Face a isto tudo (ver abaixo as questões mais melindrosas desta fuga), a Casa Branca tem em cima da mesa algumas questões poara responder, até porque o Presidente Joe Biden, que já lida com dificuldades relevantes para a sua recandidatura já semi-anunciada a partir da crise económica que o país atravessa, especialmente a inflação historicamente alta, tem agora uma potencial crise de confiança sistémica na sua infra-estrutura de intelligentsia.
Entre as respostas a dar estão quem foi o autor da fuga? Em que circunstância ocorreu? Que motivo tinha? Há mais documentos prontos para serem estrategicamente divulgados durante o período de maior melindre, que é o de campanha eleitoral? Foi um serviço com objectovos internos ou externos?... E, para já, ainda não foi dada nenhuma resposta concreta, apenas se viram tentativas de minimizar danos, como pressionar alguns países envolvidos para negarem as informações reveladas.
A atrapalhação norte-americana é de tal ordem que as movimentações demonstram à saciedade a importância desta fuga mas o porta-voz do Pentágono, John Kirby, veio fazer declarações vazias de conteúdo a ponto de dizer mesmo que não está seguro de que se tratem de documentos verdadeiros, colocando em cima da mesa a possibilidade destes erem sido alterados, ignorando que a história destes documentos vem muito mais atrás que o momento em que chegaram ao Twitter.
Isto, porque foram antes expostos na plataforma de chat Discord, conhecida por ser um nicho "habitado" por adictos de jogos online, incluindo jogos de guerra, e que foram atirados numa dessas conversas por um dos envolvidos numa espécie de demonstração de acesso privilegiado a informação "top secret", embora o que parece agora ser mera fanfarronice, tenha criado perturbações que podem ser históricas na Administração norte-americana.
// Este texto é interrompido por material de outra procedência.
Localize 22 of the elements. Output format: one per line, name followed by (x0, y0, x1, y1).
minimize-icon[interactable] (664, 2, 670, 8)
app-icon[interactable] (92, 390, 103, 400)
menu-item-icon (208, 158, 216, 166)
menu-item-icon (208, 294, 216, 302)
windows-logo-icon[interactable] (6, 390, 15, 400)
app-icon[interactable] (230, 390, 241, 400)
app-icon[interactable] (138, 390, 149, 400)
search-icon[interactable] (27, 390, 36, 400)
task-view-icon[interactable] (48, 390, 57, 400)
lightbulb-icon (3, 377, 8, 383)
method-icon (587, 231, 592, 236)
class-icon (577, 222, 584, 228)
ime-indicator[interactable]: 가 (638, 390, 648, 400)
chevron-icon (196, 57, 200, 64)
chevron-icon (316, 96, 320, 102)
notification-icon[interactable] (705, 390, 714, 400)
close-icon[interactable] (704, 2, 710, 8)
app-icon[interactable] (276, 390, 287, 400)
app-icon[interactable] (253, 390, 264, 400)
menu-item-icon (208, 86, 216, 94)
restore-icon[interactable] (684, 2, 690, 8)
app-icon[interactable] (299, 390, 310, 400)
O que está em causa e são as maiores revelações desta fuga de informação da intelligentsia dos EUA?
A mais melindrosa, e, por isso, a mais sujeita a tentativas de demonstração de ser informação falsa, é um documento onde surge esxposto o número de baixas de um lado e do outro, que desmente totalmente a informação dos serviços secretos norte-americanos e britânicos, que apontam para 200 mil mortos do lado russo, e um número inferior do lado ucraniano, quando a "verdade" agora exposta é que a Rússia perdeu "apenas" 17 mil homens enquanto a Ucrânia "registou" 71 mil mortos, o que pode ter um efeito desmoralizante relevante nas fileiras ucranianas.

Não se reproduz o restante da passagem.